Unwetter im Osten

Die Unwetter-Woche setzt sich fort, doch zum Samstag hin ist vor allem Osten Deutschlands betroffen

Beinahe jeden Tag haben wir in dieser Woche über Unwetter berichtet. Auch heute bleiben wir diesem Thema treu, denn man muss wieder von teils kräftigen Entwicklungen ausgehen. Der Unterschied ist, dass es nicht wie bisher den Westen, sondern vor allem den Osten Deutschlands treffen wird.

Komplizierte Wetterlage
Die Wetterlage an sich sieht dabei auf den ersten Blick recht einfach aus, ist aber bei näherem Hinsehen doch recht kompliziert. Schaut man sich dabei nur die aus dem Fernsehen noch bekannte Bodenkarte mit den Fronten an (Abb. 2), so würde man erwarten, dass von dem Tief bei Schottland namens Olivia ein Ausläufer von West nach Ost durchzieht und dementsprechend Schauer und Gewitter mitbringt.

Ausgehend von den vergangenen Tagen wäre also zu vermuten, dass eher im Westen Deutschlands kräftigere Gewitter entstehen, die sich nach Osten hin abschwächen oder ganz auflösen. Doch dieses Mal ist es genau umgekehrt.  

Blick ins Detail
Was macht die Lage an diesem Wochenende also so anders? Zunächst einmal erkennen wir auf der Frontenkarte vor der Kaltfront eine Linie, eine so genannte Konvergenzlinie. Wir haben ja schon in den vergangenen Wetternews besprochen, dass gerade im Sommer oft die heftigsten Gewitter in diesem Bereich vor der Kaltfront auftreten, wo die Luft am Boden zusammenströmt und damit zum Aufsteigen gebracht wird. Auch dieses ist aber nichts Neues und schon in der vergangenen Woche aufgetreten.

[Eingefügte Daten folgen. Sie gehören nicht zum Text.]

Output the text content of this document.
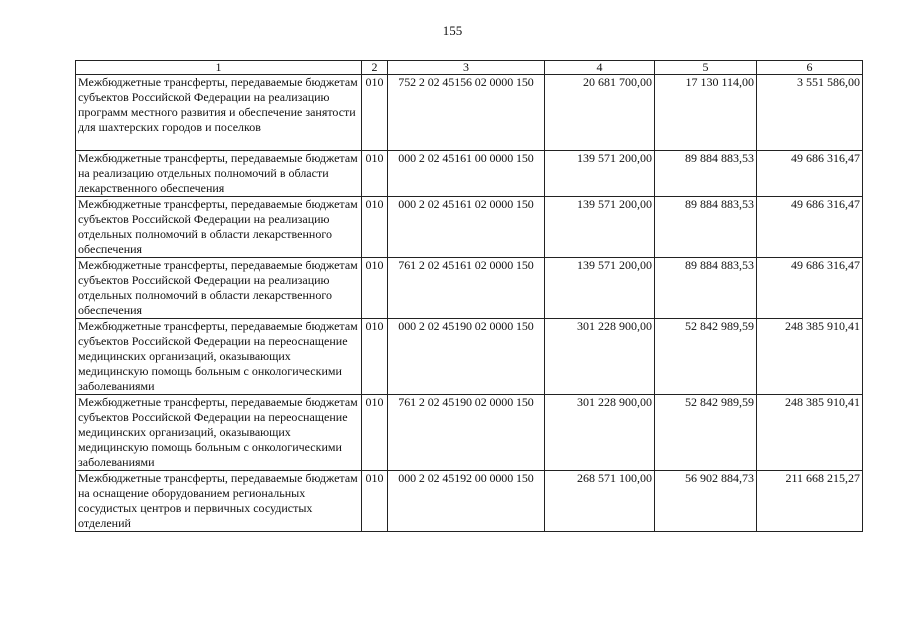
155
1	2	3	4	5	6
Межбюджетные трансферты, передаваемые бюджетам субъектов Российской Федерации на реализацию программ местного развития и обеспечение занятости для шахтерских городов и поселков	010	752 2 02 45156 02 0000 150	20 681 700,00	17 130 114,00	3 551 586,00
Межбюджетные трансферты, передаваемые бюджетам на реализацию отдельных полномочий в области лекарственного обеспечения	010	000 2 02 45161 00 0000 150	139 571 200,00	89 884 883,53	49 686 316,47
Межбюджетные трансферты, передаваемые бюджетам субъектов Российской Федерации на реализацию отдельных полномочий в области лекарственного обеспечения	010	000 2 02 45161 02 0000 150	139 571 200,00	89 884 883,53	49 686 316,47
Межбюджетные трансферты, передаваемые бюджетам субъектов Российской Федерации на реализацию отдельных полномочий в области лекарственного обеспечения	010	761 2 02 45161 02 0000 150	139 571 200,00	89 884 883,53	49 686 316,47
Межбюджетные трансферты, передаваемые бюджетам субъектов Российской Федерации на переоснащение медицинских организаций, оказывающих медицинскую помощь больным с онкологическими заболеваниями	010	000 2 02 45190 02 0000 150	301 228 900,00	52 842 989,59	248 385 910,41
Межбюджетные трансферты, передаваемые бюджетам субъектов Российской Федерации на переоснащение медицинских организаций, оказывающих медицинскую помощь больным с онкологическими заболеваниями	010	761 2 02 45190 02 0000 150	301 228 900,00	52 842 989,59	248 385 910,41
Межбюджетные трансферты, передаваемые бюджетам на оснащение оборудованием региональных сосудистых центров и первичных сосудистых отделений	010	000 2 02 45192 00 0000 150	268 571 100,00	56 902 884,73	211 668 215,27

Wichtiger ist zunächst die Tatsache, dass hinter den Unwettern vom Mittwoch zwar nicht ganz so heiße und vor allem auch trockenere Luft von Nordwesten nach Deutschland gekommen ist. Aber dennoch befinden sich noch Überreste der schwül-warmen Luft bei uns, und zwar liegen sie - noch inaktiv - im Südosten unseres Landes. Dies sieht man beispielsweise an der relativen Luftfeuchte in Abb. 3.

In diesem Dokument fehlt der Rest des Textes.